Murthy recommended measures to prohibit children from accessing age-inappropriate content, as well as standards to prevent social media companies from targeting children with their personal information.

“We must acknowledge the growing body of research about potential harms, increase our collective understanding of the risks associated with social media use, and urgently take action to create safe and healthy digital environments that minimize harm and safeguard children’s and adolescents’ mental health and well-being during critical stages of development,” the advisory read.

Among youth aged 13-17, about 95% use social media, and more than a third report using it “almost constantly, according to the advisory. About 40% of children 8-12 use social media despite the common minimum age of 13 for most platforms. Social media can impact adolescents’ impulse control, social behavior and long term well-being, according to numerous studies cited in the advisory.
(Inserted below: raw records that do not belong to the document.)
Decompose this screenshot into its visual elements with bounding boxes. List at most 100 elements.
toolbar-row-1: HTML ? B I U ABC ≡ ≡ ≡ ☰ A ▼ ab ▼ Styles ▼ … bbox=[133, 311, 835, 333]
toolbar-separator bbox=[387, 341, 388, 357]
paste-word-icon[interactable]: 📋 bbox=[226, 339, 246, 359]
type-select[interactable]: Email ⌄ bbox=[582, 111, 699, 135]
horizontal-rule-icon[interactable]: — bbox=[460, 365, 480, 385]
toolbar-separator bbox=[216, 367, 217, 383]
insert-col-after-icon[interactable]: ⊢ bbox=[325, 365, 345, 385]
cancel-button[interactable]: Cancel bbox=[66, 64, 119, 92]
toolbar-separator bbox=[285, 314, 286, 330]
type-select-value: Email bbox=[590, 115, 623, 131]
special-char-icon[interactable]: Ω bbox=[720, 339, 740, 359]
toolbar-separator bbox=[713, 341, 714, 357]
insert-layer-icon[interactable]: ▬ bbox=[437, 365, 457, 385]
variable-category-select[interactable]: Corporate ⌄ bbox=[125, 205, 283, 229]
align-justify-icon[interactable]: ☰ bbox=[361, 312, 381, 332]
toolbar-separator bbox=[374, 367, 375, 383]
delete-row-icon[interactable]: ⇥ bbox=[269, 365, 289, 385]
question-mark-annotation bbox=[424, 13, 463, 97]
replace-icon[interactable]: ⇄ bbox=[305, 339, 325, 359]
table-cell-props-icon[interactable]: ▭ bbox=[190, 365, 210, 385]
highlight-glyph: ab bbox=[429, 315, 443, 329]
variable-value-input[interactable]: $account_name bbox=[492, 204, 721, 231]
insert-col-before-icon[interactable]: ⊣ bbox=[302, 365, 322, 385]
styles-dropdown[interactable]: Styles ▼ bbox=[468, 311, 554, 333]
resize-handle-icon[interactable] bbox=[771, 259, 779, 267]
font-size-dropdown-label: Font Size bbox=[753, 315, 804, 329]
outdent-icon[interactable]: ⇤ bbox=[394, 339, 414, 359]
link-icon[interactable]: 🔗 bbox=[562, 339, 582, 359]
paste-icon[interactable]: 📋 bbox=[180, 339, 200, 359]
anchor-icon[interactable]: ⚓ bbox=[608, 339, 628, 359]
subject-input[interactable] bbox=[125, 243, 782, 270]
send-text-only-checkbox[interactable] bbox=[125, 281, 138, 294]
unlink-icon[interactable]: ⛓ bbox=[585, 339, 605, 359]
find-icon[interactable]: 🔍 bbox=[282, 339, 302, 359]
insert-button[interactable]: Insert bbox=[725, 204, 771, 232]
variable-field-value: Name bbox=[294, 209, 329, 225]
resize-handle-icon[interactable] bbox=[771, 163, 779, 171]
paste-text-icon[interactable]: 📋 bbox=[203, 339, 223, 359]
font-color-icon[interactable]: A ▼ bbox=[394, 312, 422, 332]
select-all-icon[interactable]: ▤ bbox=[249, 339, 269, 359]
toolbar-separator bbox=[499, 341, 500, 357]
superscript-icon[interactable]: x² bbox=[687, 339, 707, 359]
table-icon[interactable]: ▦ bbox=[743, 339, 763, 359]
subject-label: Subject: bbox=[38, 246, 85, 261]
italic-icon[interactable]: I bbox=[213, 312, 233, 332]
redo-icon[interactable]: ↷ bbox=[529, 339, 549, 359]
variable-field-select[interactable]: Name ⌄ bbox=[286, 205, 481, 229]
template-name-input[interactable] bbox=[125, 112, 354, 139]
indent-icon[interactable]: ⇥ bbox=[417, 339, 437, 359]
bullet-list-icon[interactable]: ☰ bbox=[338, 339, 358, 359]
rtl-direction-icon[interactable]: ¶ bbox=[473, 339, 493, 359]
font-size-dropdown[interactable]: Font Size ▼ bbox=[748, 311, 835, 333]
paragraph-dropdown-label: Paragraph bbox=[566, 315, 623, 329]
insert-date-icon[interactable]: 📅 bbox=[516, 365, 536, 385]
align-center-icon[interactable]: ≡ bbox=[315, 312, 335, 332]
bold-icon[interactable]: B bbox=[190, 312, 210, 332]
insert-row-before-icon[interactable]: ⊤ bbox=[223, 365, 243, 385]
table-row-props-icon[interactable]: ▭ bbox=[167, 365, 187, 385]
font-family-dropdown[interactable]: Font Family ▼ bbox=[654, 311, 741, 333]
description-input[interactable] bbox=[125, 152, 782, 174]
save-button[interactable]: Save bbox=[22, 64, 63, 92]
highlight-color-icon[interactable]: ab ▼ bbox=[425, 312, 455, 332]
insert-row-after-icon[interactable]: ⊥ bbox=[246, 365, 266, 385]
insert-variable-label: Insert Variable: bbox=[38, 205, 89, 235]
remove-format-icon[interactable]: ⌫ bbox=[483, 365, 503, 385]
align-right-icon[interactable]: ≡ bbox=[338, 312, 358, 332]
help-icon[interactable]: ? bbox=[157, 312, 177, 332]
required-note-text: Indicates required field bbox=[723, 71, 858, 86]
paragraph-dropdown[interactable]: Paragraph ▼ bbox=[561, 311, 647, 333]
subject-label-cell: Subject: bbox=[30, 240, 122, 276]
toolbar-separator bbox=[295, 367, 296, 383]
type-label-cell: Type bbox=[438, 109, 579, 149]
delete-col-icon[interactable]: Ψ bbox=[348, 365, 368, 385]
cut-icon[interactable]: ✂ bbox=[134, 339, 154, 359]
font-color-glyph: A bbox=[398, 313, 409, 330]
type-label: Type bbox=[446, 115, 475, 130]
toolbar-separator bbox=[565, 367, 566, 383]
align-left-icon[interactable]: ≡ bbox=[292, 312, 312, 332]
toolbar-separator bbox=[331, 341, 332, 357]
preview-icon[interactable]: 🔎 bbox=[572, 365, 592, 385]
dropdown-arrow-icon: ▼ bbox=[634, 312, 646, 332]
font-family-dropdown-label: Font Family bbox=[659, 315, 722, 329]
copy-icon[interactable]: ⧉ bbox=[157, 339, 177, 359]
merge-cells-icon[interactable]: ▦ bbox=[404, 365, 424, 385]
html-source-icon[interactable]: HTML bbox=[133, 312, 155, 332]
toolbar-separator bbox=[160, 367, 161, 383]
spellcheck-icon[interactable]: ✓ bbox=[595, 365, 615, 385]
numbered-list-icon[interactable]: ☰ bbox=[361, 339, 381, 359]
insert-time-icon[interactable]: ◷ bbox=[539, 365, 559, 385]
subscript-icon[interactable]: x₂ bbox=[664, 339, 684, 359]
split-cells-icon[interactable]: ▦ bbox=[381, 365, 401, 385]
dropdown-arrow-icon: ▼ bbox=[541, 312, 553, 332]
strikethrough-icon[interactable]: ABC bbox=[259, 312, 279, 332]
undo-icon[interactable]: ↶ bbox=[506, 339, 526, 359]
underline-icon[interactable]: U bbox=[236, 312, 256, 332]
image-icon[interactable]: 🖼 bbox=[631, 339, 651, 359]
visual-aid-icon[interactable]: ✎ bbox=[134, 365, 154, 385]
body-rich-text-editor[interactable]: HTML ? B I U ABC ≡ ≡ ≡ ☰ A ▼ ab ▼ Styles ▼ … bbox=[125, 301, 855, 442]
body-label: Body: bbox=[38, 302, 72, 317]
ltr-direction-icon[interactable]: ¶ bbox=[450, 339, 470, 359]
During adolescence, youth are particularly susceptible to peer influence and social pressure as they form their sense of identity; they’re also experiencing major fluctuations in well-being, and this is the period of life in which depression can emerge, according to the advisory. Social media use is linked to lowered life satisfaction when used by girls aged 11-13 and boys 14-15.

Children aged 12-15 who spent more than 3 hours per day on social media had double the risk of poor mental health outcomes including depression and anxiety, according to a study referenced in the advisory; 8th and 10th graders spend an average of 3.5 hours per day on social media.